De todos los males que han aquejado a España en el último siglo y medio, la izquierda ha sido, casi sin excepción, parte del problema, por lo que casi nunca ha sido, ni ha podido ser, parte de la solución.
Esto es así en el caso
de los llamados nacionalismos periféricos, esto es, de los regionalismos
separatistas: Vascongadas y Cataluña. A Cataluña le llevo dedicadas quinientas
entradas de este blog en los últimos años, así que en esta me referiré -no por
primera vez, casi con seguridad no por última- a las tres provincias vascas.
El separatismo vasco fue
creado por un orate misógino y acomplejado que, para más inri, al final de sus
días acabaría renegando de sus memeces.

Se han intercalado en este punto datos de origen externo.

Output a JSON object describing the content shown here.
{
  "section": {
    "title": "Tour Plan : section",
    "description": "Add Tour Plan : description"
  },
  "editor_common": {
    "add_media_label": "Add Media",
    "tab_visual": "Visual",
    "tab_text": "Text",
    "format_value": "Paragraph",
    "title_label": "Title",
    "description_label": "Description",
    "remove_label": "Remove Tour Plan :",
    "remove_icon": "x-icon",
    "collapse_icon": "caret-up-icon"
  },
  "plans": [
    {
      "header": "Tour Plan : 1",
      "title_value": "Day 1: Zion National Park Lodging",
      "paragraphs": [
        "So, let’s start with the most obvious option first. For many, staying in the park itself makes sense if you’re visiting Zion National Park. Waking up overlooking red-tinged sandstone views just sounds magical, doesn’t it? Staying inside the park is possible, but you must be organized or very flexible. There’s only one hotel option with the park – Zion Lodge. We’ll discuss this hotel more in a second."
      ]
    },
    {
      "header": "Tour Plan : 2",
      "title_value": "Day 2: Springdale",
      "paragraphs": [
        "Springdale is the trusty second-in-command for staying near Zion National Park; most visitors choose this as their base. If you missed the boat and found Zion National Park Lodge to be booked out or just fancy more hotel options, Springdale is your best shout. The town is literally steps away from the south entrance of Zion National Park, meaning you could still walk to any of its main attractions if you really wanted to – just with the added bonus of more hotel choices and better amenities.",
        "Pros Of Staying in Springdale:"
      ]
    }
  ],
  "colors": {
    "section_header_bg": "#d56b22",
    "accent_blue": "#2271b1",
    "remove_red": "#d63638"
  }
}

Pero la cizaña estaba ya sembrada, y
una vez arraigan las malas hierbas, es complicado deshacerse de ellas salvo con
un lanzallamas.
A lo que iba: en
relación con el problema vasco en general, y con el terrorismo de ETA en
particular, los de la mano y el capullo tienen tanta culpa como el que más:
desde comprender los asesinatos terroristas de ultraizquierda durante el
franquismo hasta ir con una pancarta en la que se leía Gora Euskadi Askatuta
durante la transición, desde negociar con los de la capucha tras comprometerse
a no hacerlo hasta votar en contra de que se investiguen los crímenes sin resolver de los del hacha y la serpiente.
Es la última de una larga serie de infamias. De momento.